Title :
Improving yield and reliability of chip multiprocessors
Author :
Pan, Abhisek ; Khan, Omer ; Kundu, Sandip
Author_Institution :
Univ. of Massachusetts, Amherst, MA
Abstract :
An increasing number of hardware failures can be attributed to device reliability problems that cause partial system failure or shutdown. In this paper we propose a scheme for improving reliability of a homogeneous chip multiprocessor (CMP) that also serves to improve manufacturing yield. Our solution centers on exploiting the natural redundancy that already exists in multi-core systems by using services from other cores for functional units that are defective in a faulty core.
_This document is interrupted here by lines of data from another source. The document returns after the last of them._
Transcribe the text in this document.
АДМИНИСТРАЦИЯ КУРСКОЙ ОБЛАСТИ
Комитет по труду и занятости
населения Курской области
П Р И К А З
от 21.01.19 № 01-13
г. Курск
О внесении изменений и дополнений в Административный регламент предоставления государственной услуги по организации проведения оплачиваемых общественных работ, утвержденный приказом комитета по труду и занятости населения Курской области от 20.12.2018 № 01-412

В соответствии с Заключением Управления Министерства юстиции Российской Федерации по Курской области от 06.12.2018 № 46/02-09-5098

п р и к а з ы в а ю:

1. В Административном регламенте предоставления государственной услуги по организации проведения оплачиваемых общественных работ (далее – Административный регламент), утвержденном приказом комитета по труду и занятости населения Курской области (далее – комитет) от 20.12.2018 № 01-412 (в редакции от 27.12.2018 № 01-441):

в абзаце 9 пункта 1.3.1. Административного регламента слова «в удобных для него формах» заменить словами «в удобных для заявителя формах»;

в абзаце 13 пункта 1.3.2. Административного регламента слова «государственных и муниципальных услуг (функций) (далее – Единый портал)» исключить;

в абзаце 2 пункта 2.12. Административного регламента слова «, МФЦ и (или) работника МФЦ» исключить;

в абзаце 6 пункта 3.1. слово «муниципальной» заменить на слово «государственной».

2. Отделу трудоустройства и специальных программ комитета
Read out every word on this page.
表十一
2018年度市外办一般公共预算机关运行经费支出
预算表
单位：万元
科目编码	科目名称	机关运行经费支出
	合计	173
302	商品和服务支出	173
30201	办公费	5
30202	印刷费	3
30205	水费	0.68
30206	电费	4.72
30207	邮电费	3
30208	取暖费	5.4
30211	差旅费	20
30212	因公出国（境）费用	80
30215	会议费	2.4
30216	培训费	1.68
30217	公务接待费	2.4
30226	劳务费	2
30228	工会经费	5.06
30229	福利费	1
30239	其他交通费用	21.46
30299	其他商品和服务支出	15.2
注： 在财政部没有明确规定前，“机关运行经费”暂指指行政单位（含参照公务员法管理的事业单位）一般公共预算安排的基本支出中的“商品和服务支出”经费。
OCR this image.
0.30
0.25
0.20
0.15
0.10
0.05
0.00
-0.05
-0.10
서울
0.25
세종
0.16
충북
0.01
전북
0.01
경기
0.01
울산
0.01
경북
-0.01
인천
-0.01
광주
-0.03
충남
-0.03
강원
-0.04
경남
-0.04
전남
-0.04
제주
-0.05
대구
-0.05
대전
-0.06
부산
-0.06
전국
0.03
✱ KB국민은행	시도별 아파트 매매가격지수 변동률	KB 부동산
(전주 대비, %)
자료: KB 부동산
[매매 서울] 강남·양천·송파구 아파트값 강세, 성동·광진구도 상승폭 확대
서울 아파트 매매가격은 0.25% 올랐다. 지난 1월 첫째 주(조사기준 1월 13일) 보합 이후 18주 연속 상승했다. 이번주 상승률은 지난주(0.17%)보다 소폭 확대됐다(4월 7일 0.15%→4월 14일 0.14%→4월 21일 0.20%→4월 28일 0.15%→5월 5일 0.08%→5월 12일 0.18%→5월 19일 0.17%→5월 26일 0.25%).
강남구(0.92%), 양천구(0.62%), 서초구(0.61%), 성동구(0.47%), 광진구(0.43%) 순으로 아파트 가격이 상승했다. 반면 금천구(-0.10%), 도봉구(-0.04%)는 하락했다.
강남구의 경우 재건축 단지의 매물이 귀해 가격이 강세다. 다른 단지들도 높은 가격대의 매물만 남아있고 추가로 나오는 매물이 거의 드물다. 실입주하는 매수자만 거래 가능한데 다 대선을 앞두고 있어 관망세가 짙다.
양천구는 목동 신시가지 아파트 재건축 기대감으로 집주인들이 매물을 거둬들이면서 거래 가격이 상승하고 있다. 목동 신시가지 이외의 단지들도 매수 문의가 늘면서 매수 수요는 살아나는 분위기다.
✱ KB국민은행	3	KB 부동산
A micro-architectural modification allows a core on a CMP to use another core as a coprocessor to service any instruction that the former cannot execute correctly. This service is accessed to improve yield and reliability, but at the cost of some loss of performance. In order to quantify this loss we have used a cycle-accurate simulator to simulate the performance of a dual-core system with one or two cores sustaining partial failure. Our results indicate that when a large and sparingly-used unit such as a floating point arithmetic unit fails in a core, even for a floating point intensive benchmark, we can continue to run each faulty core with help from companion cores with as little as 10% impact to performance and less than 1% area overhead.
Keywords :
floating point arithmetic; integrated circuit reliability; integrated circuit yield; microprocessor chips; multiprocessing systems; cycle-accurate simulator; device reliability problem; dual-core system; faulty core; floating point arithmetic unit; hardware failure; homogeneous chip multiprocessor; manufacturing yield; microarchitectural modification; multicore system; natural redundancy; partial system failure; partial system shutdown; Costs; Frequency; Hardware; Niobium compounds; Performance loss; Redundancy; Stress; Temperature; Titanium compounds; Voltage; micorarchitecture; multiprocessors; reliability; yield;
Conference_Titel :
Design, Automation & Test in Europe Conference & Exhibition, 2009. DATE '09.
Conference_Location :
Nice
Print_ISBN :
978-1-4244-3781-8
DOI :
10.1109/DATE.2009.5090714